Горничная послушно кивнула и спрятала «гадость» в бездонный карман передника.
Слегка пошатываясь, балерина все же оделась при помощи Глаши и, несмотря на категорические протесты пекущейся о ее выздоровлении многоопытной подруги, закутанная верблюжьей шерсти шарфом и напоследок многажды перекрещенная, все же выбралась в сопровождении Марии в самую непогоду на улицу.
Через несколько минут горничная уже собралась выносить мусор, но «ненужный ларчик» привлек ее внимание сразу, как только она его увидела, и теперь девушка решила посмотреть — что же там может быть такое, чтобы барыне понадобилось срочно выкинуть. От неожиданности Diania застыла с открытым ртом: внутри на бархате ослепительно сверкал огромный причудливой формы алмаз — сердце в радужной россыпи драгоценных сердечек, искусно оправленных в червонное золото.

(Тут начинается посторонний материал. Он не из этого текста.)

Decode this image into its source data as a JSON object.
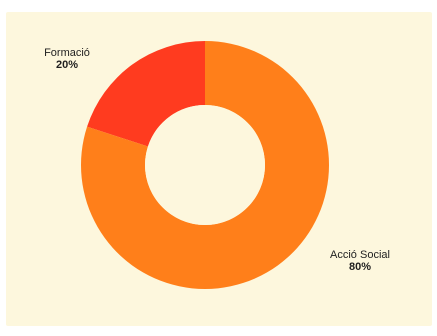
{
  "chart_data": {
    "type": "pie",
    "subtype": "donut",
    "title": "",
    "slices": [
      {
        "label": "Formació",
        "value": 20,
        "value_label": "20%",
        "color": "#ff3b1f"
      },
      {
        "label": "Acció Social",
        "value": 80,
        "value_label": "80%",
        "color": "#ff7f1a"
      }
    ],
    "background": "#fdf7dd",
    "legend": "none"
  }
}
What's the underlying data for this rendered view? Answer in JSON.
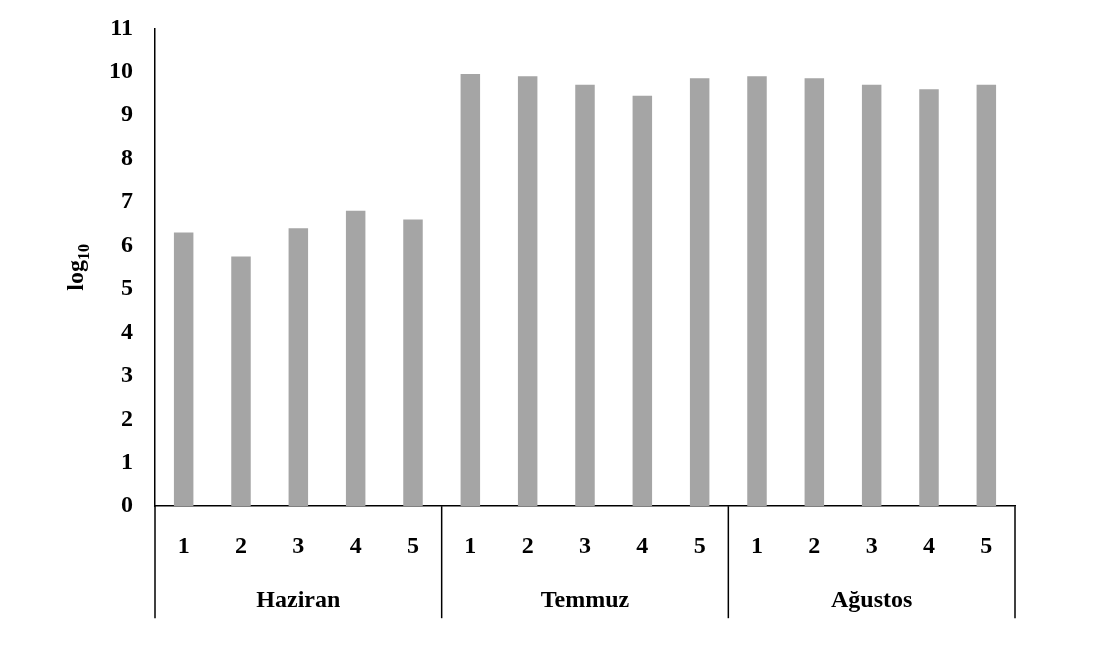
{
  "chart_data": {
    "type": "bar",
    "ylabel": "log$_{10}$",
    "categories": [
      "1",
      "2",
      "3",
      "4",
      "5",
      "1",
      "2",
      "3",
      "4",
      "5",
      "1",
      "2",
      "3",
      "4",
      "5"
    ],
    "values": [
      6.3,
      5.75,
      6.4,
      6.8,
      6.6,
      9.95,
      9.9,
      9.7,
      9.45,
      9.85,
      9.9,
      9.85,
      9.7,
      9.6,
      9.7
    ],
    "color": "#a5a5a5",
    "ylim": [
      0,
      11
    ],
    "yticks": [
      0,
      1,
      2,
      3,
      4,
      5,
      6,
      7,
      8,
      9,
      10,
      11
    ],
    "annotations": [
      "Haziran",
      "Temmuz",
      "Ağustos"
    ]
  }
}
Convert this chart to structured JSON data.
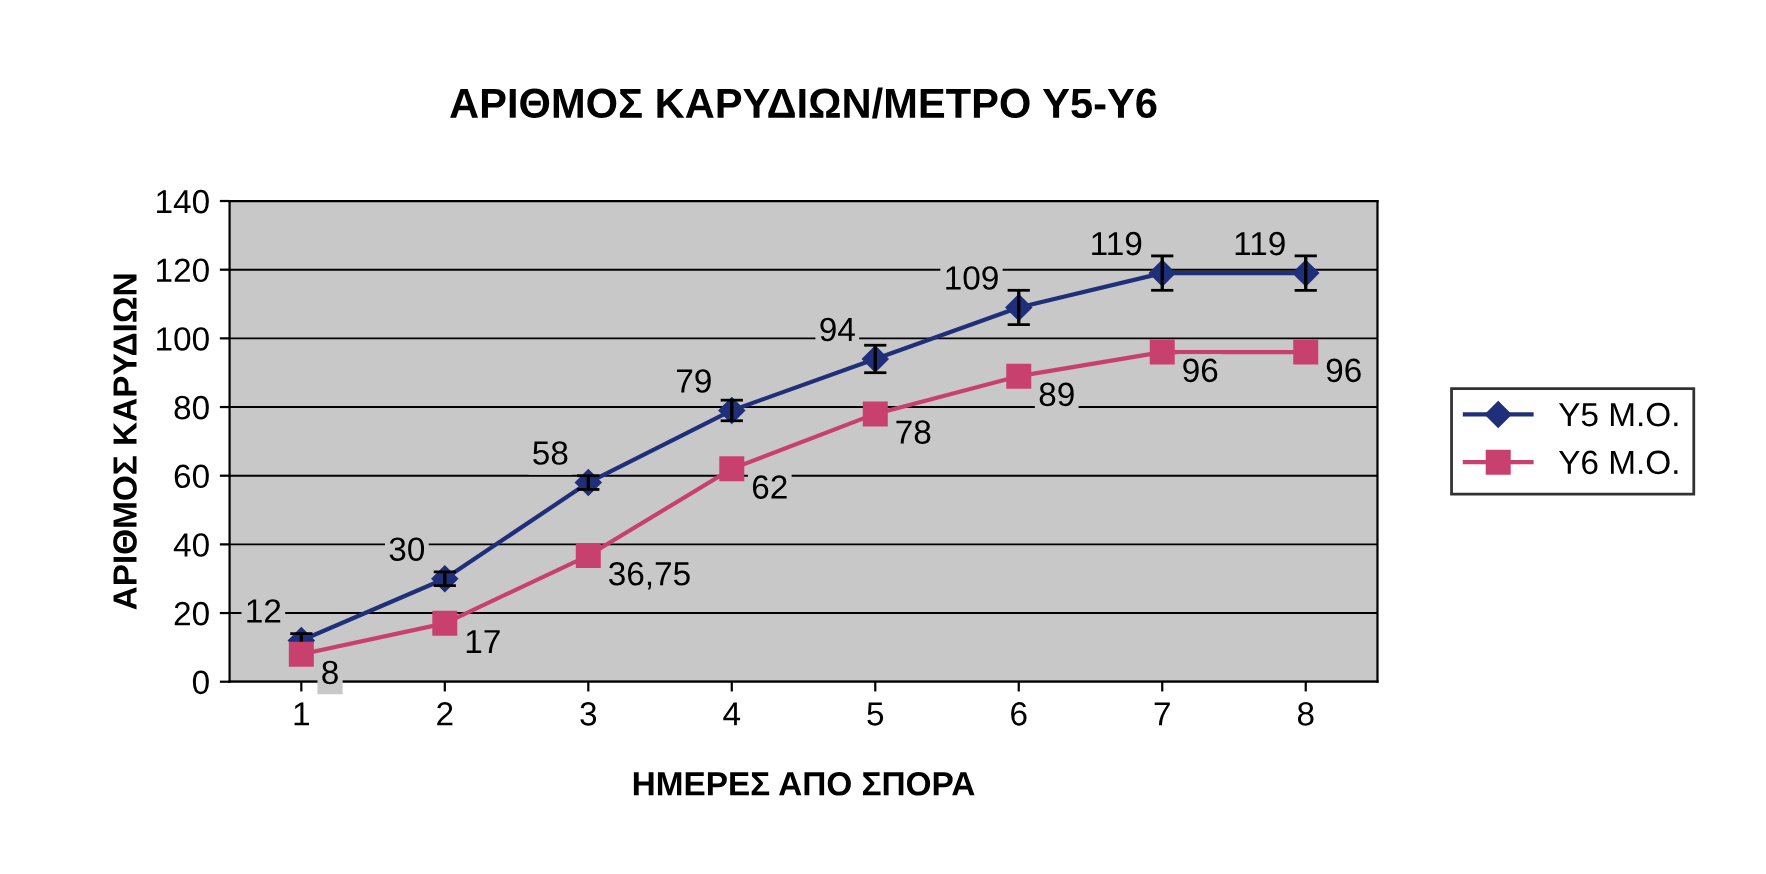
{
  "chart_data": {
    "type": "line",
    "title": "ΑΡΙΘΜΟΣ ΚΑΡΥΔΙΩΝ/ΜΕΤΡΟ Υ5-Υ6",
    "xlabel": "ΗΜΕΡΕΣ ΑΠΟ ΣΠΟΡΑ",
    "ylabel": "ΑΡΙΘΜΟΣ ΚΑΡΥΔΙΩΝ",
    "categories": [
      "1",
      "2",
      "3",
      "4",
      "5",
      "6",
      "7",
      "8"
    ],
    "series": [
      {
        "name": "Υ5 Μ.Ο.",
        "color": "#1f2f7a",
        "marker": "diamond",
        "values": [
          12,
          30,
          58,
          79,
          94,
          109,
          119,
          119
        ],
        "errors": [
          2,
          2,
          2,
          3,
          4,
          5,
          5,
          5
        ],
        "value_labels": [
          "12",
          "30",
          "58",
          "79",
          "94",
          "109",
          "119",
          "119"
        ]
      },
      {
        "name": "Υ6 Μ.Ο.",
        "color": "#c8416e",
        "marker": "square",
        "values": [
          8,
          17,
          36.75,
          62,
          78,
          89,
          96,
          96
        ],
        "value_labels": [
          "8",
          "17",
          "36,75",
          "62",
          "78",
          "89",
          "96",
          "96"
        ]
      }
    ],
    "ylim": [
      0,
      140
    ],
    "yticks": [
      0,
      20,
      40,
      60,
      80,
      100,
      120,
      140
    ],
    "grid": "y",
    "legend": "right"
  }
}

«Вот красота!!! Это, кажись, на шее носют… Состояние целое… Балуют ее господа, а она — на помойку! Поди ты, гордость какая, — право сказать, барское достоинство!»
Глаша украдкой примерила колье перед зеркалом, полюбовалась невиданной роскошью и положила назад, рассудив по-своему: «Я б такое сокровище ни за что не выкинула. Ксения Павловна, небось, тоже вернется в другом настроении, передумает, а уж поздно будет, и спрос с меня… Нет уж, пусть лежит где лежало. Такое свиньям в помои — где же это видано-то?»